Sementara, Komisioner Komnas HAM lainnya, Choirul Anam mengatakan, tragedi Kanjuruhan terjadi karena tata kelola yang tidak menghormati keselamatan dan keamanan dalam penyelenggaraan pertandingan sepakbola.
“Peristiwa tragedi kemanusiaan Kanjuruhan merupakan peristiwa pelanggaran hak asasi manusia yang terjadi akibat tata kelola yang diselenggarakan dengan cara tidak menjalankan, menghormati, dan memastikan prinsip dan keselamatan dan keamanan dalam penyelenggaraan sepakbola,” kata Anam.
Ia mengatakan, tragedi Kanjuruhan juga terjadi akibat adanya tindakan berlebihan atau excessive use of force oleh aparat keamanan dengan adanya penembakan gas air mata. “Eksesifnya itu karena penembakan yang diarahkan ke tribun dengan jumlah sangat besar, dalam 9 detik ada 11 tembakan,” ujar Anam.
Ia menyebutkan, secara rinci ada 7 pelanggaran HAM dalam tragedi Kanjuruhan yakni penggunaan kekuatan berlebihan, pelanggaran hak memperoleh keadilan, hak untuk hidup, hak kesehatan.
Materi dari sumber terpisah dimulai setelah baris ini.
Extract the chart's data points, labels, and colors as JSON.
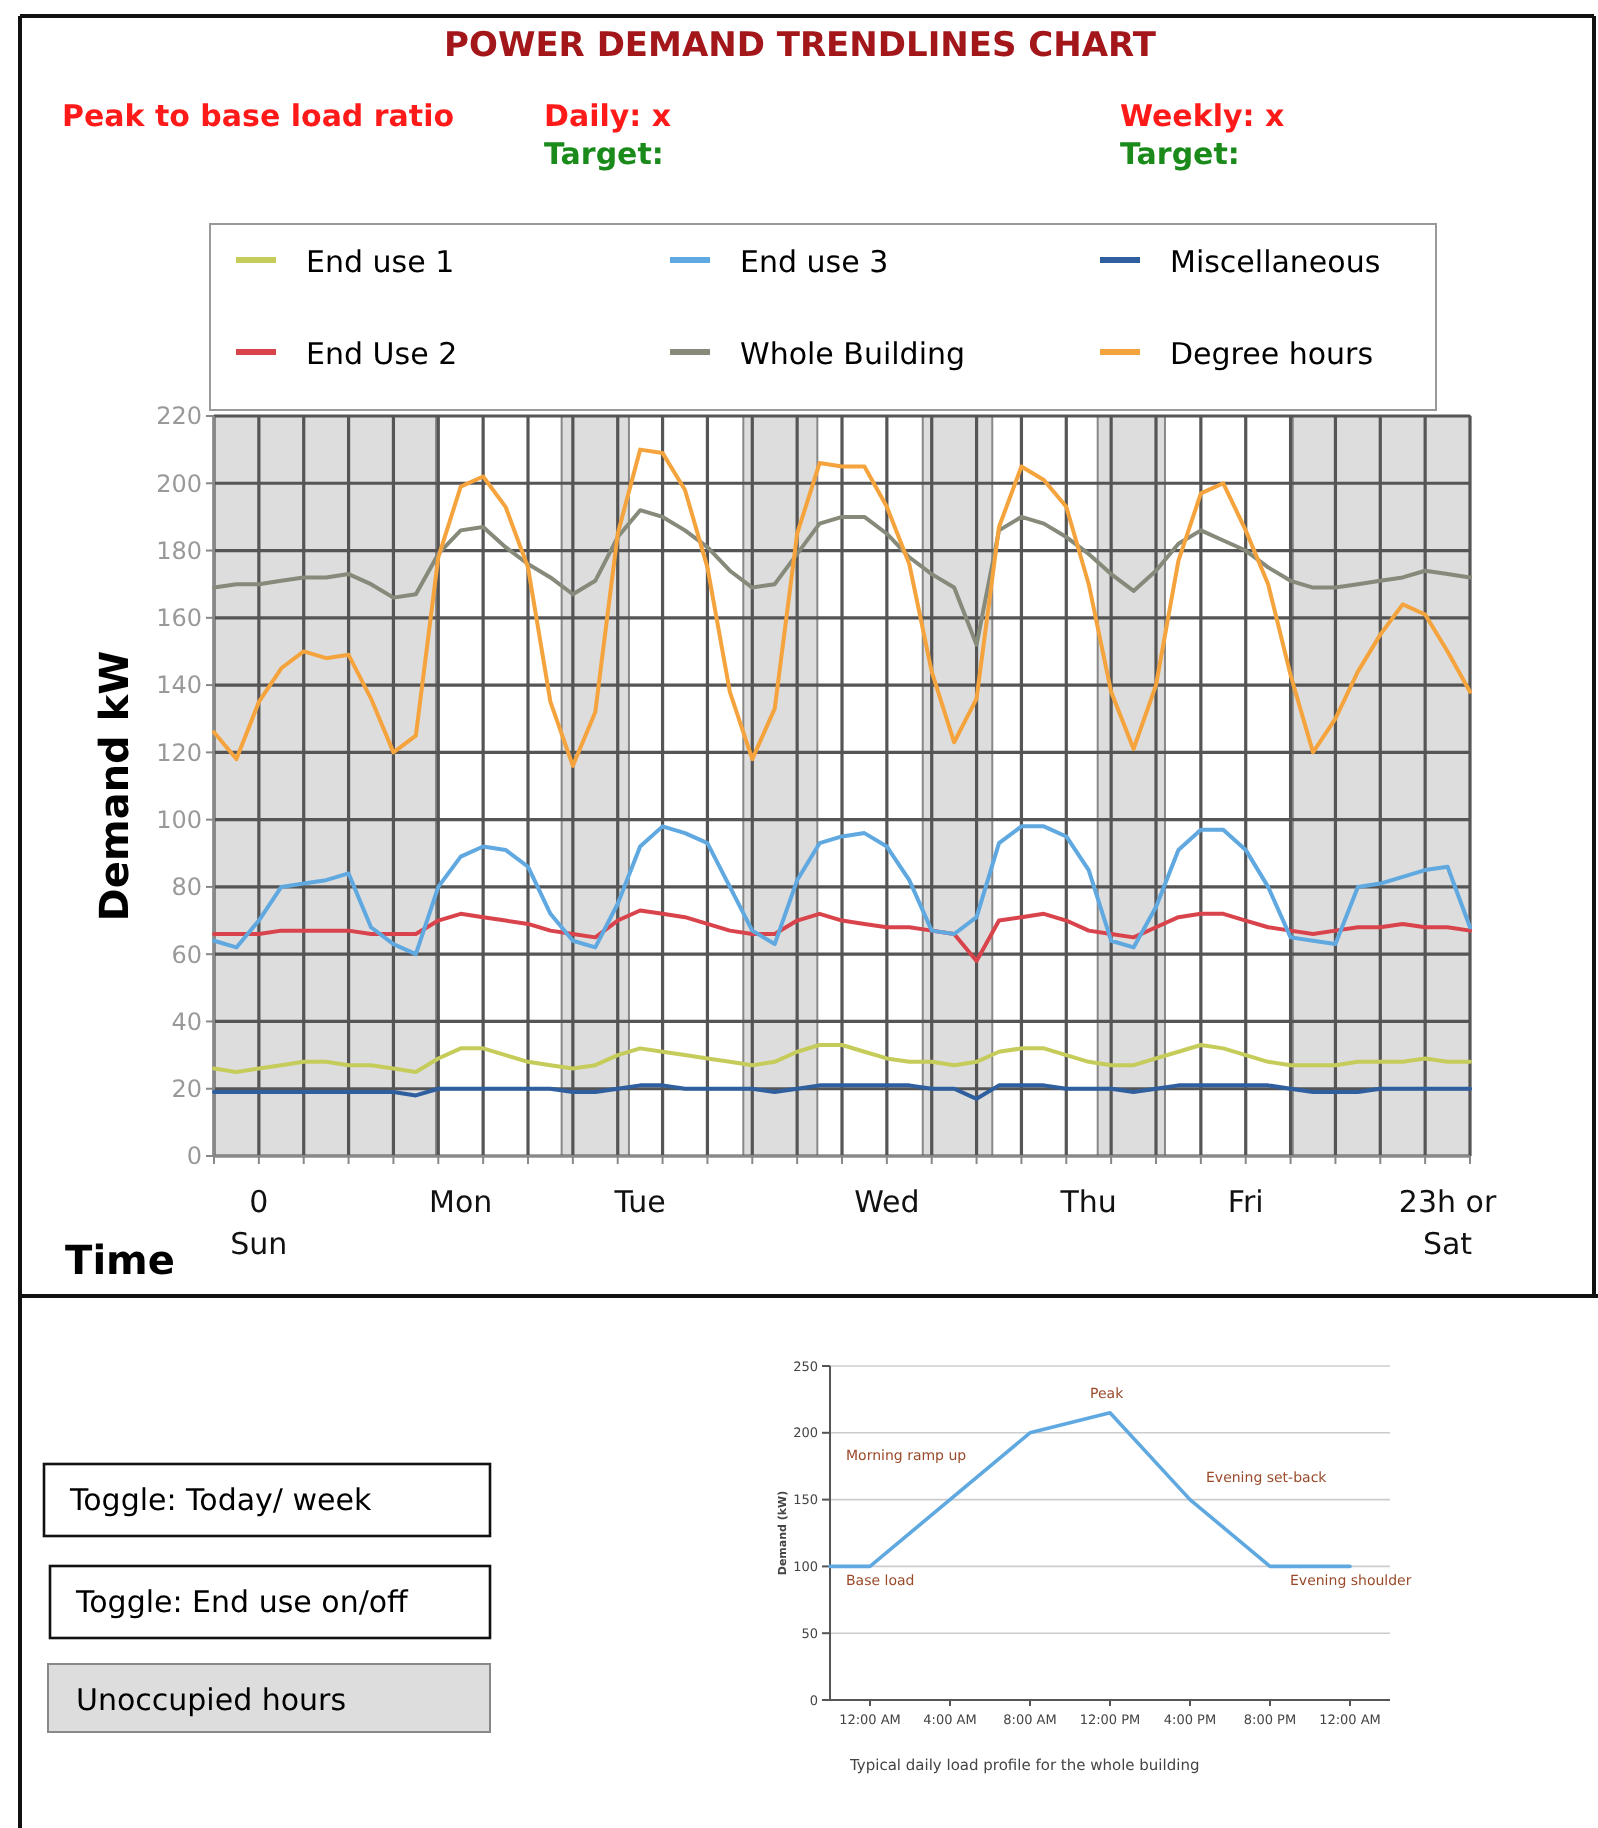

Kemudian, hak atas rasa aman, hak anak, serta pelanggaran terhadap bisnis dan hak asasi manusia.
“Jadi entitas bisnis yang mengabaikan hak asasi manusia, jadi dia lebih menonjolkan aspek-aspek bisnisnya daripada aspek hak asasi manusia. Itu tujuh pelanggaran dalam peristiwa tragedi kemanusiaan Kanjuruhan,” pungkas Anam. [wip]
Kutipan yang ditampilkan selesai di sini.